1Nudity Gets Airbrushed!!!!Sep 28, 2008
If you loved seeing Simon Callow and those two other guys naked in the 1980s version, you will be deceived here. Though they recreate the same, they airbrush out the male nudity. E. M. Forster must be rolling in his grave at this! If you want to see man action, see Forster's "Maurice" instead. Trust me: you don't want to sit through this boring, stuff, bourgie work and not get its famous reward at the end. It's one thing to airbrus something on public TV, but why do it on a DVD that's going to be watched in one's private residence?
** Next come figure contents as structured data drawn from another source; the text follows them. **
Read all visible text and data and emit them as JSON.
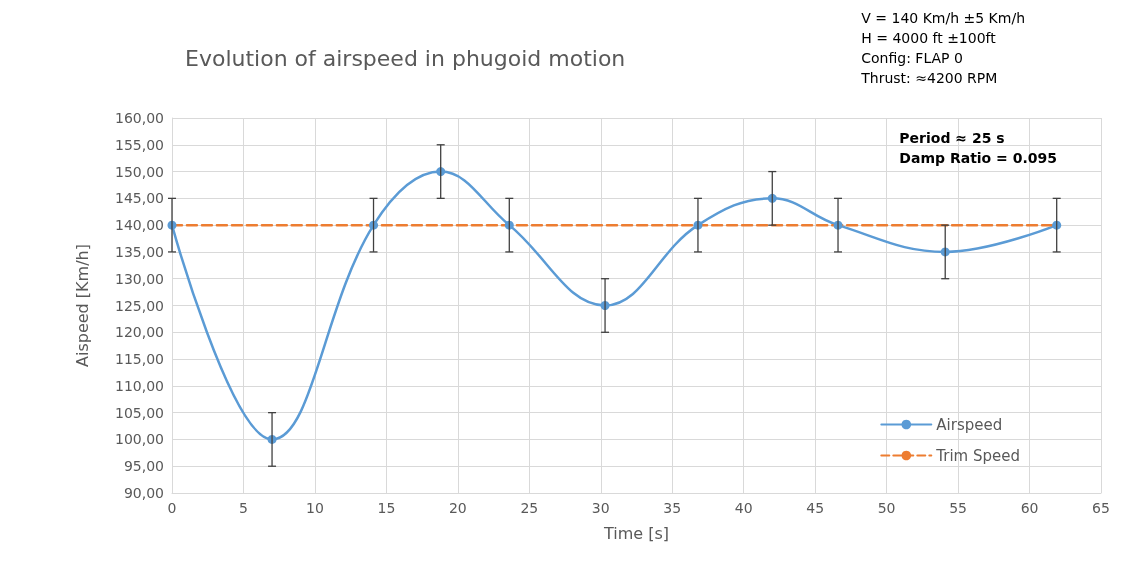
{
  "chart_data": {
    "type": "line",
    "title": "Evolution of airspeed in phugoid motion",
    "xlabel": "Time [s]",
    "ylabel": "Aispeed [Km/h]",
    "annotations": [
      "V = 140 Km/h ±5 Km/h\nH = 4000 ft ±100ft\nConfig: FLAP 0\nThrust: ≈4200 RPM",
      "Period ≈ 25 s\nDamp Ratio = 0.095"
    ],
    "series": [
      {
        "name": "Airspeed",
        "color": "#5b9bd5",
        "marker": "circle",
        "line_style": "solid",
        "x": [
          0,
          7,
          14.1,
          18.8,
          23.6,
          30.3,
          36.8,
          42,
          46.6,
          54.1,
          61.9
        ],
        "values": [
          140,
          100,
          140,
          150,
          140,
          125,
          140,
          145,
          140,
          135,
          140
        ],
        "errors": [
          5,
          5,
          5,
          5,
          5,
          5,
          5,
          5,
          5,
          5,
          5
        ]
      },
      {
        "name": "Trim Speed",
        "color": "#ed7d31",
        "marker": "none",
        "line_style": "dashed",
        "x": [
          0,
          62
        ],
        "values": [
          140,
          140
        ]
      }
    ],
    "xlim": [
      0,
      65
    ],
    "xticks": [
      0,
      5,
      10,
      15,
      20,
      25,
      30,
      35,
      40,
      45,
      50,
      55,
      60,
      65
    ],
    "ylim": [
      90,
      160
    ],
    "yticks": [
      {
        "value": 90,
        "label": "90,00"
      },
      {
        "value": 95,
        "label": "95,00"
      },
      {
        "value": 100,
        "label": "100,00"
      },
      {
        "value": 105,
        "label": "105,00"
      },
      {
        "value": 110,
        "label": "110,00"
      },
      {
        "value": 115,
        "label": "115,00"
      },
      {
        "value": 120,
        "label": "120,00"
      },
      {
        "value": 125,
        "label": "125,00"
      },
      {
        "value": 130,
        "label": "130,00"
      },
      {
        "value": 135,
        "label": "135,00"
      },
      {
        "value": 140,
        "label": "140,00"
      },
      {
        "value": 145,
        "label": "145,00"
      },
      {
        "value": 150,
        "label": "150,00"
      },
      {
        "value": 155,
        "label": "155,00"
      },
      {
        "value": 160,
        "label": "160,00"
      }
    ],
    "grid": true,
    "legend": "bottom right"
  }
}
This is ridiculous as the nudity here is technically done in a non-sexual setting and fashion.

2 of 2 found the following review helpful:

2Extremely DisappointingAug 01, 2008
I was so excited to hear that Masterpiece Theatre was doing "A Room With a View." It is one of my favorite books, partly because the writing, story, and characters are wonderful, and partly because I just feel good at the end of it. I don't want to trivialize a wonderful piece of literature, but it is a feel good book.
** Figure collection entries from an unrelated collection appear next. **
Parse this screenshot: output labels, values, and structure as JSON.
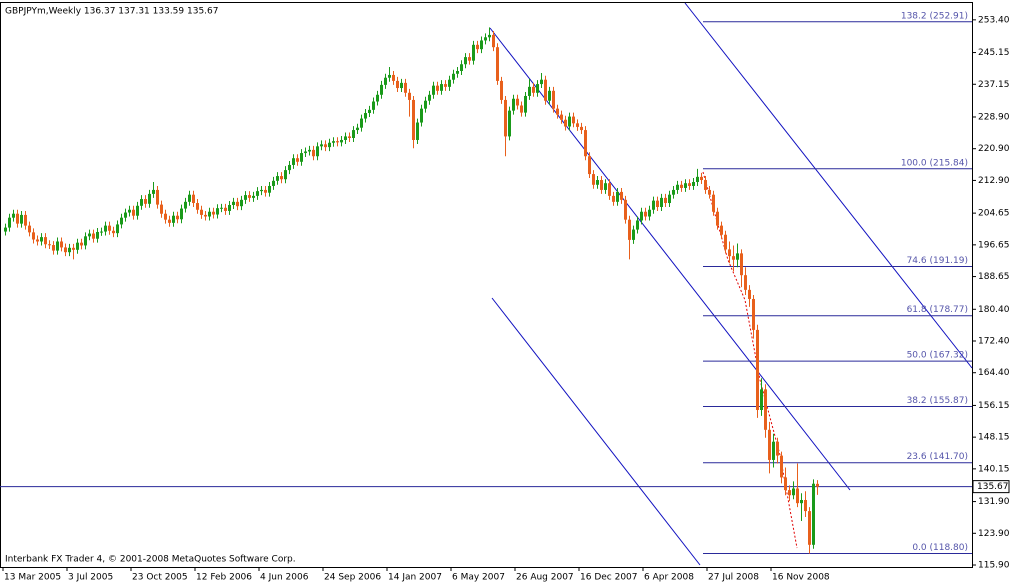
{
  "chart_data": {
    "type": "candlestick",
    "header": "GBPJPYm,Weekly  136.37 137.31 133.59 135.67",
    "footer": "Interbank FX Trader 4, © 2001-2008 MetaQuotes Software Corp.",
    "up_color": "#1a9a1a",
    "down_color": "#e8601c",
    "categories": [
      "13 Mar 2005",
      null,
      null,
      null,
      null,
      null,
      null,
      null,
      null,
      null,
      null,
      null,
      null,
      null,
      null,
      null,
      "3 Jul 2005",
      null,
      null,
      null,
      null,
      null,
      null,
      null,
      null,
      null,
      null,
      null,
      null,
      null,
      null,
      null,
      "23 Oct 2005",
      null,
      null,
      null,
      null,
      null,
      null,
      null,
      null,
      null,
      null,
      null,
      null,
      null,
      null,
      null,
      "12 Feb 2006",
      null,
      null,
      null,
      null,
      null,
      null,
      null,
      null,
      null,
      null,
      null,
      null,
      null,
      null,
      null,
      "4 Jun 2006",
      null,
      null,
      null,
      null,
      null,
      null,
      null,
      null,
      null,
      null,
      null,
      null,
      null,
      null,
      null,
      "24 Sep 2006",
      null,
      null,
      null,
      null,
      null,
      null,
      null,
      null,
      null,
      null,
      null,
      null,
      null,
      null,
      null,
      "14 Jan 2007",
      null,
      null,
      null,
      null,
      null,
      null,
      null,
      null,
      null,
      null,
      null,
      null,
      null,
      null,
      null,
      "6 May 2007",
      null,
      null,
      null,
      null,
      null,
      null,
      null,
      null,
      null,
      null,
      null,
      null,
      null,
      null,
      null,
      "26 Aug 2007",
      null,
      null,
      null,
      null,
      null,
      null,
      null,
      null,
      null,
      null,
      null,
      null,
      null,
      null,
      null,
      "16 Dec 2007",
      null,
      null,
      null,
      null,
      null,
      null,
      null,
      null,
      null,
      null,
      null,
      null,
      null,
      null,
      null,
      "6 Apr 2008",
      null,
      null,
      null,
      null,
      null,
      null,
      null,
      null,
      null,
      null,
      null,
      null,
      null,
      null,
      null,
      "27 Jul 2008",
      null,
      null,
      null,
      null,
      null,
      null,
      null,
      null,
      null,
      null,
      null,
      null,
      null,
      null,
      null,
      "16 Nov 2008",
      null,
      null,
      null,
      null,
      null,
      null,
      null,
      null,
      null,
      null,
      null
    ],
    "open": [
      200.0,
      201.0,
      203.5,
      204.5,
      202.0,
      204.2,
      201.5,
      199.8,
      198.0,
      197.5,
      198.6,
      196.8,
      196.6,
      195.2,
      197.5,
      196.0,
      194.8,
      195.9,
      195.4,
      197.2,
      196.5,
      198.8,
      199.5,
      198.2,
      199.9,
      200.0,
      201.5,
      200.2,
      199.6,
      201.8,
      203.5,
      204.8,
      205.5,
      204.0,
      206.5,
      208.2,
      207.0,
      209.5,
      210.5,
      206.8,
      204.5,
      203.0,
      202.2,
      204.0,
      203.1,
      205.8,
      207.5,
      209.3,
      207.2,
      205.5,
      204.2,
      203.8,
      205.0,
      204.3,
      205.9,
      206.0,
      205.2,
      206.7,
      207.5,
      206.4,
      208.0,
      209.2,
      208.5,
      209.0,
      210.2,
      210.5,
      209.8,
      211.5,
      212.8,
      214.0,
      213.2,
      215.5,
      216.8,
      218.5,
      217.6,
      219.8,
      220.2,
      220.6,
      219.0,
      221.5,
      222.0,
      221.3,
      222.4,
      222.8,
      222.5,
      223.1,
      224.0,
      223.6,
      225.6,
      226.2,
      228.5,
      229.9,
      230.7,
      232.8,
      234.5,
      237.0,
      238.8,
      239.5,
      238.0,
      236.2,
      237.5,
      235.0,
      233.2,
      223.1,
      227.5,
      231.0,
      233.0,
      234.5,
      236.8,
      235.5,
      237.2,
      236.5,
      238.3,
      239.8,
      240.5,
      242.2,
      244.0,
      243.1,
      247.1,
      246.0,
      248.2,
      249.0,
      249.6,
      246.5,
      238.0,
      233.2,
      224.0,
      230.5,
      233.5,
      231.8,
      230.0,
      234.2,
      236.5,
      235.0,
      237.2,
      238.3,
      233.0,
      235.5,
      231.0,
      229.5,
      228.2,
      226.5,
      229.0,
      227.3,
      226.4,
      225.6,
      219.0,
      214.5,
      211.8,
      213.0,
      210.5,
      212.2,
      209.0,
      207.5,
      210.0,
      208.0,
      203.0,
      197.9,
      200.5,
      202.8,
      205.0,
      203.8,
      205.5,
      207.8,
      206.2,
      208.5,
      207.2,
      209.3,
      210.5,
      211.8,
      211.0,
      212.2,
      211.5,
      212.5,
      213.8,
      213.0,
      210.5,
      209.3,
      205.0,
      201.5,
      199.2,
      195.5,
      193.8,
      192.9,
      194.5,
      189.0,
      185.3,
      183.0,
      175.2,
      155.0,
      160.2,
      150.0,
      142.4,
      147.0,
      143.5,
      138.0,
      134.8,
      133.5,
      135.2,
      131.5,
      132.3,
      129.5,
      121.0,
      136.37
    ],
    "high": [
      202.0,
      204.5,
      205.5,
      205.5,
      205.2,
      205.2,
      202.5,
      200.8,
      199.0,
      199.6,
      199.6,
      197.8,
      197.6,
      198.5,
      198.5,
      197.0,
      196.9,
      196.9,
      198.2,
      198.2,
      199.8,
      200.5,
      200.5,
      200.9,
      201.0,
      202.5,
      202.5,
      201.2,
      202.8,
      204.5,
      205.8,
      206.5,
      206.5,
      207.5,
      209.2,
      209.2,
      210.5,
      212.5,
      211.5,
      207.8,
      205.5,
      204.0,
      205.0,
      205.0,
      206.8,
      208.5,
      210.3,
      210.3,
      208.2,
      206.5,
      205.2,
      206.0,
      206.0,
      206.9,
      207.0,
      207.0,
      207.7,
      208.5,
      208.5,
      209.0,
      210.2,
      210.2,
      210.0,
      211.2,
      211.5,
      211.5,
      212.5,
      213.8,
      215.0,
      215.0,
      216.5,
      217.8,
      219.5,
      219.5,
      220.8,
      221.2,
      221.6,
      221.6,
      222.5,
      223.0,
      223.0,
      223.4,
      223.8,
      223.8,
      224.1,
      225.0,
      225.0,
      226.6,
      227.2,
      229.5,
      230.9,
      231.7,
      233.8,
      235.5,
      238.0,
      239.8,
      241.5,
      240.5,
      239.0,
      238.5,
      238.5,
      236.0,
      234.2,
      228.5,
      232.0,
      234.0,
      235.5,
      237.8,
      237.8,
      238.2,
      238.2,
      239.3,
      240.8,
      241.5,
      243.2,
      245.0,
      245.0,
      248.1,
      248.1,
      249.2,
      250.0,
      251.5,
      250.6,
      247.5,
      239.0,
      234.2,
      231.5,
      234.5,
      234.5,
      232.8,
      235.2,
      238.5,
      237.5,
      238.2,
      240.0,
      239.3,
      236.5,
      236.5,
      232.0,
      230.5,
      229.2,
      230.0,
      230.0,
      228.3,
      227.4,
      226.6,
      220.0,
      215.5,
      214.0,
      214.0,
      213.2,
      213.2,
      210.0,
      211.0,
      211.0,
      209.0,
      204.0,
      201.5,
      203.8,
      206.0,
      206.0,
      206.5,
      208.8,
      208.8,
      209.5,
      209.5,
      210.3,
      211.5,
      212.8,
      212.8,
      213.2,
      213.2,
      213.5,
      215.8,
      214.8,
      214.0,
      211.5,
      210.3,
      206.0,
      202.5,
      200.2,
      197.5,
      196.5,
      197.0,
      195.5,
      191.0,
      186.5,
      184.0,
      176.5,
      163.0,
      161.5,
      152.0,
      149.0,
      148.0,
      144.5,
      140.5,
      136.0,
      137.0,
      141.5,
      134.0,
      134.5,
      130.5,
      137.5,
      137.31
    ],
    "low": [
      199.0,
      200.0,
      202.5,
      201.0,
      201.0,
      200.5,
      198.8,
      197.0,
      196.5,
      196.5,
      195.8,
      195.6,
      194.2,
      194.2,
      195.0,
      193.8,
      193.8,
      193.0,
      194.4,
      195.5,
      195.5,
      197.8,
      197.2,
      197.2,
      198.9,
      199.0,
      199.2,
      198.6,
      198.6,
      200.8,
      202.5,
      203.8,
      203.0,
      203.0,
      205.5,
      206.0,
      206.0,
      208.5,
      205.8,
      203.5,
      202.0,
      201.2,
      201.2,
      202.1,
      202.1,
      204.8,
      206.5,
      206.2,
      204.5,
      203.2,
      202.8,
      202.8,
      203.3,
      203.3,
      204.9,
      204.2,
      204.2,
      205.7,
      205.4,
      205.4,
      207.0,
      207.5,
      207.5,
      208.0,
      209.2,
      208.8,
      208.8,
      210.5,
      211.8,
      212.2,
      212.2,
      214.5,
      215.8,
      216.6,
      216.6,
      218.8,
      219.2,
      218.0,
      218.0,
      220.5,
      220.3,
      220.3,
      221.4,
      221.5,
      221.5,
      222.1,
      222.6,
      222.6,
      224.6,
      225.2,
      227.5,
      228.9,
      229.7,
      231.8,
      233.5,
      236.0,
      237.8,
      237.0,
      235.2,
      235.2,
      234.0,
      229.0,
      221.0,
      222.1,
      226.5,
      230.0,
      232.0,
      233.5,
      234.5,
      234.5,
      235.5,
      235.5,
      237.3,
      238.8,
      239.5,
      241.2,
      242.1,
      242.1,
      245.0,
      245.0,
      247.2,
      248.0,
      245.5,
      237.0,
      232.2,
      219.0,
      223.0,
      229.5,
      230.8,
      229.0,
      229.0,
      233.2,
      234.0,
      234.0,
      236.2,
      232.0,
      232.0,
      230.0,
      228.5,
      227.2,
      225.5,
      225.5,
      226.3,
      225.4,
      224.6,
      218.0,
      213.5,
      210.8,
      210.8,
      209.5,
      209.5,
      208.0,
      206.5,
      206.5,
      207.0,
      202.0,
      193.0,
      196.9,
      199.5,
      201.8,
      202.8,
      202.8,
      204.5,
      205.2,
      205.2,
      206.2,
      206.2,
      208.3,
      209.5,
      210.0,
      210.0,
      210.5,
      210.5,
      211.5,
      212.0,
      209.5,
      208.3,
      204.0,
      200.5,
      198.2,
      194.5,
      192.0,
      190.0,
      191.0,
      186.0,
      184.0,
      181.0,
      173.0,
      153.0,
      153.5,
      148.0,
      139.0,
      140.5,
      141.5,
      136.5,
      133.5,
      132.0,
      132.5,
      130.5,
      127.0,
      128.0,
      118.8,
      120.0,
      133.59
    ],
    "close": [
      201.0,
      203.5,
      204.5,
      202.0,
      204.2,
      201.5,
      199.8,
      198.0,
      197.5,
      198.6,
      196.8,
      196.6,
      195.2,
      197.5,
      196.0,
      194.8,
      195.9,
      195.4,
      197.2,
      196.5,
      198.8,
      199.5,
      198.2,
      199.9,
      200.0,
      201.5,
      200.2,
      199.6,
      201.8,
      203.5,
      204.8,
      205.5,
      204.0,
      206.5,
      208.2,
      207.0,
      209.5,
      210.5,
      206.8,
      204.5,
      203.0,
      202.2,
      204.0,
      203.1,
      205.8,
      207.5,
      209.3,
      207.2,
      205.5,
      204.2,
      203.8,
      205.0,
      204.3,
      205.9,
      206.0,
      205.2,
      206.7,
      207.5,
      206.4,
      208.0,
      209.2,
      208.5,
      209.0,
      210.2,
      210.5,
      209.8,
      211.5,
      212.8,
      214.0,
      213.2,
      215.5,
      216.8,
      218.5,
      217.6,
      219.8,
      220.2,
      220.6,
      219.0,
      221.5,
      222.0,
      221.3,
      222.4,
      222.8,
      222.5,
      223.1,
      224.0,
      223.6,
      225.6,
      226.2,
      228.5,
      229.9,
      230.7,
      232.8,
      234.5,
      237.0,
      238.8,
      239.5,
      238.0,
      236.2,
      237.5,
      235.0,
      233.2,
      223.1,
      227.5,
      231.0,
      233.0,
      234.5,
      236.8,
      235.5,
      237.2,
      236.5,
      238.3,
      239.8,
      240.5,
      242.2,
      244.0,
      243.1,
      247.1,
      246.0,
      248.2,
      249.0,
      249.6,
      246.5,
      238.0,
      233.2,
      224.0,
      230.5,
      233.5,
      231.8,
      230.0,
      234.2,
      236.5,
      235.0,
      237.2,
      238.3,
      233.0,
      235.5,
      231.0,
      229.5,
      228.2,
      226.5,
      229.0,
      227.3,
      226.4,
      225.6,
      219.0,
      214.5,
      211.8,
      213.0,
      210.5,
      212.2,
      209.0,
      207.5,
      210.0,
      208.0,
      203.0,
      197.9,
      200.5,
      202.8,
      205.0,
      203.8,
      205.5,
      207.8,
      206.2,
      208.5,
      207.2,
      209.3,
      210.5,
      211.8,
      211.0,
      212.2,
      211.5,
      212.5,
      213.8,
      213.0,
      210.5,
      209.3,
      205.0,
      201.5,
      199.2,
      195.5,
      193.8,
      192.9,
      194.5,
      189.0,
      185.3,
      183.0,
      175.2,
      155.0,
      160.2,
      150.0,
      142.4,
      147.0,
      143.5,
      138.0,
      134.8,
      133.5,
      135.2,
      131.5,
      132.3,
      129.5,
      121.0,
      136.4,
      135.67
    ],
    "ylim": [
      115.4,
      257.9
    ],
    "yticks": [
      {
        "value": 253.4,
        "label": "253.40"
      },
      245.15,
      237.15,
      {
        "value": 228.9,
        "label": "228.90"
      },
      {
        "value": 220.9,
        "label": "220.90"
      },
      {
        "value": 212.9,
        "label": "212.90"
      },
      204.65,
      196.65,
      188.65,
      {
        "value": 180.4,
        "label": "180.40"
      },
      {
        "value": 172.4,
        "label": "172.40"
      },
      {
        "value": 164.4,
        "label": "164.40"
      },
      156.15,
      148.15,
      140.15,
      {
        "value": 131.9,
        "label": "131.90"
      },
      {
        "value": 123.9,
        "label": "123.90"
      },
      {
        "value": 115.9,
        "label": "115.90"
      }
    ],
    "last_price": 135.67,
    "fib_levels": [
      {
        "label": "138.2 (252.91)",
        "price": 252.91
      },
      {
        "label": "100.0 (215.84)",
        "price": 215.84
      },
      {
        "label": "74.6 (191.19)",
        "price": 191.19
      },
      {
        "label": "61.8 (178.77)",
        "price": 178.77
      },
      {
        "label": "50.0 (167.32)",
        "price": 167.32
      },
      {
        "label": "38.2 (155.87)",
        "price": 155.87
      },
      {
        "label": "23.6 (141.70)",
        "price": 141.7
      },
      {
        "label": "0.0 (118.80)",
        "price": 118.8
      }
    ]
  }
}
This adaptation took most of the joy out of the story. The filming was good, the scenery was beautiful, and the acting wasn't bad, but it lacked anything that made me happy to be watching it. I won't give away the ending, but it killed the whole thing for me. I just left feeling sad. It isn't just that it was not part of the book. I understand when things get changed a little bit because it is a movie and not a book. This however, added nothing to it. It revealed nothing more about the characters or the main themes of the story. It just sapped all of the joy out of the film. Watch the Merchant Ivory production, it was so much better.